Wars can be either choices or destiny, but they cannot be both. Still, this is a tantalizingly provocative argument, one that brings Kagan close to revisionist diplomatic historians like Charles Beard, William Appleman Williams, William O. Walker III, and Richard Immerman. (Of course, these scholars see America’s tendency to intervene as a bug; Kagan views it as a feature.)
But if the United States is likely to follow an activist grand strategy for the foreseeable future, this is closely related to the behavior of prominent public intellectuals like Kagan himself. The marketplace of ideas about American strategy is, from the vantage point of the interested citizen, a monopoly.
Kagan’s C.V. represents the phenomenon well. A columnist at the Washington Post, a veteran of the neoconservative Project for a New American Century and Weekly Standard as well as the liberal interventionist Carnegie Endowment for International Peace who is now at the Brookings Institution, Kagan is the embodiment of the Beltway foreign-policy establishment. If enough people with those credentials amended their views on America’s grand strategy, it could change.

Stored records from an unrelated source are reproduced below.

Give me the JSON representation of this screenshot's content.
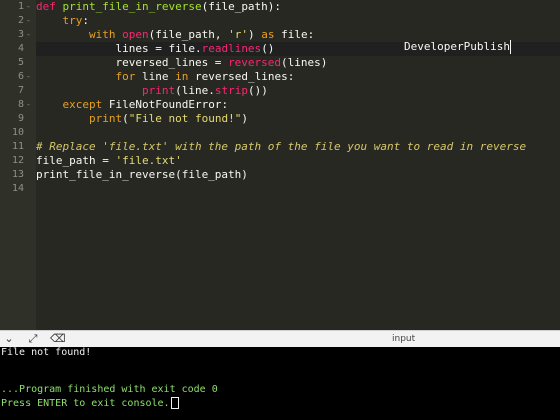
{
  "editor": {
    "line_numbers": [
      "1",
      "2",
      "3",
      "4",
      "5",
      "6",
      "7",
      "8",
      "9",
      "10",
      "11",
      "12",
      "13",
      "14"
    ],
    "lines": [
      [
        {
          "t": "def ",
          "c": "kw"
        },
        {
          "t": "print_file_in_reverse",
          "c": "fn"
        },
        {
          "t": "(file_path):",
          "c": ""
        }
      ],
      [
        {
          "t": "    ",
          "c": ""
        },
        {
          "t": "try",
          "c": "kwo"
        },
        {
          "t": ":",
          "c": ""
        }
      ],
      [
        {
          "t": "        ",
          "c": ""
        },
        {
          "t": "with ",
          "c": "kwo"
        },
        {
          "t": "open",
          "c": "bi"
        },
        {
          "t": "(file_path, ",
          "c": ""
        },
        {
          "t": "'r'",
          "c": "st"
        },
        {
          "t": ") ",
          "c": ""
        },
        {
          "t": "as ",
          "c": "kwo"
        },
        {
          "t": "file:",
          "c": ""
        }
      ],
      [
        {
          "t": "            lines = file.",
          "c": ""
        },
        {
          "t": "readlines",
          "c": "bi"
        },
        {
          "t": "()",
          "c": ""
        }
      ],
      [
        {
          "t": "            reversed_lines = ",
          "c": ""
        },
        {
          "t": "reversed",
          "c": "bi"
        },
        {
          "t": "(lines)",
          "c": ""
        }
      ],
      [
        {
          "t": "            ",
          "c": ""
        },
        {
          "t": "for ",
          "c": "kwo"
        },
        {
          "t": "line ",
          "c": ""
        },
        {
          "t": "in ",
          "c": "kwo"
        },
        {
          "t": "reversed_lines:",
          "c": ""
        }
      ],
      [
        {
          "t": "                ",
          "c": ""
        },
        {
          "t": "print",
          "c": "bi"
        },
        {
          "t": "(line.",
          "c": ""
        },
        {
          "t": "strip",
          "c": "bi"
        },
        {
          "t": "())",
          "c": ""
        }
      ],
      [
        {
          "t": "    ",
          "c": ""
        },
        {
          "t": "except ",
          "c": "kwo"
        },
        {
          "t": "FileNotFoundError:",
          "c": ""
        }
      ],
      [
        {
          "t": "        ",
          "c": ""
        },
        {
          "t": "print",
          "c": "kwo"
        },
        {
          "t": "(",
          "c": ""
        },
        {
          "t": "\"File not found!\"",
          "c": "st"
        },
        {
          "t": ")",
          "c": ""
        }
      ],
      [],
      [
        {
          "t": "# Replace 'file.txt' with the path of the file you want to read in reverse",
          "c": "cm"
        }
      ],
      [
        {
          "t": "file_path = ",
          "c": ""
        },
        {
          "t": "'file.txt'",
          "c": "st"
        }
      ],
      [
        {
          "t": "print_file_in_reverse(file_path)",
          "c": ""
        }
      ],
      []
    ],
    "watermark": "DeveloperPublish"
  },
  "toolbar": {
    "collapse_icon": "chevron-down-icon",
    "expand_icon": "expand-arrows-icon",
    "clear_icon": "clear-console-icon",
    "tab_label": "input"
  },
  "console": {
    "lines": [
      "File not found!",
      "",
      "",
      "...Program finished with exit code 0",
      "Press ENTER to exit console."
    ]
  }
}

There are more prominent hawks in Washington named Kagan than there are prominent critics of the status quo in this town. Despite the superficially vicious battles between foreign-policy elites in Washington, these fights generally take place between the 7- and 10-yard lines of one half of the field. Critics in the academy rarely make their way into public discussion. To suggest that the Beltway debate represents genuinely conflicting views of strategy does a disservice to the notion of a “marketplace of ideas.”
Ironically, by acknowledging an informed opposition, Kagan himself shows the way toward changing American strategy. It lies in opening up the foreign-policy debate, above all in Washington itself.
Justin Logan is associate director of foreign-policy studies at the Cato Institute.